Today I want to tell you about an approach for functional programming in R – and then apply it to studying population growth!

I have been studying some of the purrr functions lately. They are a useful family of functions for performing two common tasks in R: manipulating lists and altering the behaviour of functions. If you’d like a high-quality guide to this group of functions, set aside some time to work through Jenny Bryan’s excellent tutorial and Hadley Wickham’s chapter on Lists.

I was inspired to write this post after reading This StackOverflow question by jebyrnes. He asks:

I want to simulate a timeseries of something like population growth. […] I feel like there has to be a dplyr or tidyverse way to do this (as much as I love my for loop).

and there is! An answerer mentioned purr::accumulate(). In this post I’m going to expand on the approach they suggest. accumulate, and its twin reduce, are examples of functionals – functions that take functions as their arguments, and manipulate their behaviour in some way. purrr::accumulate is a wrapper around to Reduce from the base package, with the argument accumulate = TRUE.

accumulate is normally used when you want to do some cumulative function all along a vector. For example, we can reproduce the cumulative some of a vector like this (same output as cumsum(1:10))

library(purrr)
## Warning: package 'purrr' was built under R version 3.4.2
accumulate(1:10, ~ .x + .y)
##  [1]  1  3  6 10 15 21 28 36 45 55

.x and .y here are just a handy way of writing “the first thing” and “the second thing”. Then accumulate goes down the vector 1:10, and takes the first thing (1) adds it to the second thing (2) and so on….

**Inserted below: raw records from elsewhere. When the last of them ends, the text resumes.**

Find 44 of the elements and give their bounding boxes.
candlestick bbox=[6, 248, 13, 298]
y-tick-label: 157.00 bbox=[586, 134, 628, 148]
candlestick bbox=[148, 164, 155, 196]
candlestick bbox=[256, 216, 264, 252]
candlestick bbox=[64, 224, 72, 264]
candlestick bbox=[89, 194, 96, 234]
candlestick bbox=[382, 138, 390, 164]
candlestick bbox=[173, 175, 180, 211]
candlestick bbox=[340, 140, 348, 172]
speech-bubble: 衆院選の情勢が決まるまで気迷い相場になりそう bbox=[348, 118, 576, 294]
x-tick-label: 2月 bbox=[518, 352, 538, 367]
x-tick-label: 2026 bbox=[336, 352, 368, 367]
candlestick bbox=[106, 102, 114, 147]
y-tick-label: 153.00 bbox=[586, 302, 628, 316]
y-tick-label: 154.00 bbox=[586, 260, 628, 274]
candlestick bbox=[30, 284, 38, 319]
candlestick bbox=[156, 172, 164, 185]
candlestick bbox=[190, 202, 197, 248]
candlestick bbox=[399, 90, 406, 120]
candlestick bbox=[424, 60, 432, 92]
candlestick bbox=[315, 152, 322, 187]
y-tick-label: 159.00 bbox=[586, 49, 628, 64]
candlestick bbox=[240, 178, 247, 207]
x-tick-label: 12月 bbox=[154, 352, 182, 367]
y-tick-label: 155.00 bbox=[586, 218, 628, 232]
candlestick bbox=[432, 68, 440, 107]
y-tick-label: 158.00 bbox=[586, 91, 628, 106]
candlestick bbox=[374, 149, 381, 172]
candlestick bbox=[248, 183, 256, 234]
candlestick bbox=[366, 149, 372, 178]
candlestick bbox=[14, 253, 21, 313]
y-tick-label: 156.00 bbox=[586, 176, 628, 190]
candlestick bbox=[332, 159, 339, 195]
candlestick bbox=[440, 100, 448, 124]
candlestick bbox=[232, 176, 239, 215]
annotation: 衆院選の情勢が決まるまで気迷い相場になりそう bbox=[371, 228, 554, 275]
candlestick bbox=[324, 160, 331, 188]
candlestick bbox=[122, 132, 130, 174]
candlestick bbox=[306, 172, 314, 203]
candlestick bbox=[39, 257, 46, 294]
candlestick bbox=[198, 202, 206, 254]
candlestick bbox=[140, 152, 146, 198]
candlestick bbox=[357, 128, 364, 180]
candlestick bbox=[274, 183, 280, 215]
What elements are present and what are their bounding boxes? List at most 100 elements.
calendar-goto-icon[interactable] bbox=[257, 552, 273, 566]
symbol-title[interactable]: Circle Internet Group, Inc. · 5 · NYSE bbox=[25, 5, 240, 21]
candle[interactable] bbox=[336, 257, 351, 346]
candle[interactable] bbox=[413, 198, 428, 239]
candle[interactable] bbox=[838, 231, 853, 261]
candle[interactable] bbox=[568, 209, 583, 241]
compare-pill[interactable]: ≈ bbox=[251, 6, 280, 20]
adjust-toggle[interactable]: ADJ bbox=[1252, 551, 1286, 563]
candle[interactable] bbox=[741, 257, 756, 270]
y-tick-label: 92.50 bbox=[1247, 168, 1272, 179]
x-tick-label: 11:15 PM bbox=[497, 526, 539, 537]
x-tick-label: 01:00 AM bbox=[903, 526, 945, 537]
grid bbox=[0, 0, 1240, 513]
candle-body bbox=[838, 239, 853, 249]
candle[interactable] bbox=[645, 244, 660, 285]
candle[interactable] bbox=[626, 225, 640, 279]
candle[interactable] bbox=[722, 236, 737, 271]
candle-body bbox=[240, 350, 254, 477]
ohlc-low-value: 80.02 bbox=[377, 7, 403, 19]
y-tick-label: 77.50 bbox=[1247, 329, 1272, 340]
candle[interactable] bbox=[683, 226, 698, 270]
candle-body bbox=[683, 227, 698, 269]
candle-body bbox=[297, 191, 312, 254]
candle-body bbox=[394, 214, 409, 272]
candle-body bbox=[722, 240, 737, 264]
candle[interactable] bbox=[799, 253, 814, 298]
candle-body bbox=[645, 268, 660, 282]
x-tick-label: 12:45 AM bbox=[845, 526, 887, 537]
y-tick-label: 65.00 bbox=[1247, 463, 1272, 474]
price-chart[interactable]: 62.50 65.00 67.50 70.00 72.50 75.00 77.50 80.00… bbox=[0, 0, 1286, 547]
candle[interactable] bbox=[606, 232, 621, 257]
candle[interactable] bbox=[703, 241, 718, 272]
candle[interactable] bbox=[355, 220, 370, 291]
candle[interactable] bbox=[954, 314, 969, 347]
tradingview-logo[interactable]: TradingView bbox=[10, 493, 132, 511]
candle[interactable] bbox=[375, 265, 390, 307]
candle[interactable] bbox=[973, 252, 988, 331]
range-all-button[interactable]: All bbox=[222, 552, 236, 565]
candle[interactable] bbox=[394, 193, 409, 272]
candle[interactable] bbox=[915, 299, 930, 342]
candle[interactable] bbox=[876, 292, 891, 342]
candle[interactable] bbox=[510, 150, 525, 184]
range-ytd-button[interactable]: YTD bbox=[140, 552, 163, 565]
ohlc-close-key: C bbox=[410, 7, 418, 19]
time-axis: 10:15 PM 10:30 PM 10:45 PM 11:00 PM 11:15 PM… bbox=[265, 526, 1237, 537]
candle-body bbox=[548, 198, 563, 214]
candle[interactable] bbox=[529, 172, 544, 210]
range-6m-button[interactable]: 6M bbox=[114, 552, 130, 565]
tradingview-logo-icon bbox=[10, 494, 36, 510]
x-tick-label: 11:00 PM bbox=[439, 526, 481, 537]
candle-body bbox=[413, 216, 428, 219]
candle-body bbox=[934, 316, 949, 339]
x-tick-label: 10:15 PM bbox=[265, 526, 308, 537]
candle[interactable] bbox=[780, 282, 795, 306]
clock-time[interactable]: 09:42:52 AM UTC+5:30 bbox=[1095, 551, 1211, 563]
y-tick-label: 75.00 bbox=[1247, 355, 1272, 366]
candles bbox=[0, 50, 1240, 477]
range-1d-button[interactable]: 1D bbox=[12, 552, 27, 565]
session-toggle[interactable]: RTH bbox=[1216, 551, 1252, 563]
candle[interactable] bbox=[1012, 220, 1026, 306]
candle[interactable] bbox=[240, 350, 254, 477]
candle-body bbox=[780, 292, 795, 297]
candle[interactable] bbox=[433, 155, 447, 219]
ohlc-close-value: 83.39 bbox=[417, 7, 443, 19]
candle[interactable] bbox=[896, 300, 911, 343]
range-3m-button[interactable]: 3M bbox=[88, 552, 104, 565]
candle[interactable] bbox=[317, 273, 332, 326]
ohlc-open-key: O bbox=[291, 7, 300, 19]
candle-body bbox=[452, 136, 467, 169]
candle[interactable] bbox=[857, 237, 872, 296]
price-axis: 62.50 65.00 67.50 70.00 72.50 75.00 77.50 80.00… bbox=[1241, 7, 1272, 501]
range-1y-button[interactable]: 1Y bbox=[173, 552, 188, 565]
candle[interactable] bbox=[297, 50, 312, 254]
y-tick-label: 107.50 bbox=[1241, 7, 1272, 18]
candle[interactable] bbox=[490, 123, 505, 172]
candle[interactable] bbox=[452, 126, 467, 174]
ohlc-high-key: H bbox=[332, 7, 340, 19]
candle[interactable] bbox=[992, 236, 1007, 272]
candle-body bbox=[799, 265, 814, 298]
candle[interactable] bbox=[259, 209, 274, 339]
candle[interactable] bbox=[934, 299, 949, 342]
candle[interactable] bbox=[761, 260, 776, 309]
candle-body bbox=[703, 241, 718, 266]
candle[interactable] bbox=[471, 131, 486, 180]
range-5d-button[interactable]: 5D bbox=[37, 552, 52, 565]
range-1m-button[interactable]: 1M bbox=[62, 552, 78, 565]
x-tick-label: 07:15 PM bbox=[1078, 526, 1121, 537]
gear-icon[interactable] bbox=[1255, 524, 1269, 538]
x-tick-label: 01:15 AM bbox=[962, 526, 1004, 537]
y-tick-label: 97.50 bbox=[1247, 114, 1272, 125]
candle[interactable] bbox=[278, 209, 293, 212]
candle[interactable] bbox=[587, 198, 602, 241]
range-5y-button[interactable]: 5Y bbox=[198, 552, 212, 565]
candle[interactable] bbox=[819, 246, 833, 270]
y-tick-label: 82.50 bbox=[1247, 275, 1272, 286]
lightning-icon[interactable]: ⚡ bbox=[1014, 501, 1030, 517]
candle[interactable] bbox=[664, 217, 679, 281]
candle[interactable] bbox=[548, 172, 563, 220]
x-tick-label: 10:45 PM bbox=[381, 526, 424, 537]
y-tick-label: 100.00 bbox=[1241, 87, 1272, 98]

However, this is not the only way it works! accumulate can take an initial value (.init) and can work on a dummy variable. If its starting function does nothing but modify an element, it will just keep modifying it: so instead of f(1, 2), f(f(1, 2), 3) we get f(.init), f(f(.init)) etc:

dummy <- numeric(10)
dummy
##  [1] 0 0 0 0 0 0 0 0 0 0
accumulate(dummy, ~ .* 1.5, .init = 50)
##  [1]   50.0000   75.0000  112.5000  168.7500  253.1250  379.6875  569.5312
##  [8]  854.2969 1281.4453 1922.1680 2883.2520

Clearly, the 0s are not involved in any calculation (the answer would be 0!). instead, you just get the starting value multiplied by 1.5 each time!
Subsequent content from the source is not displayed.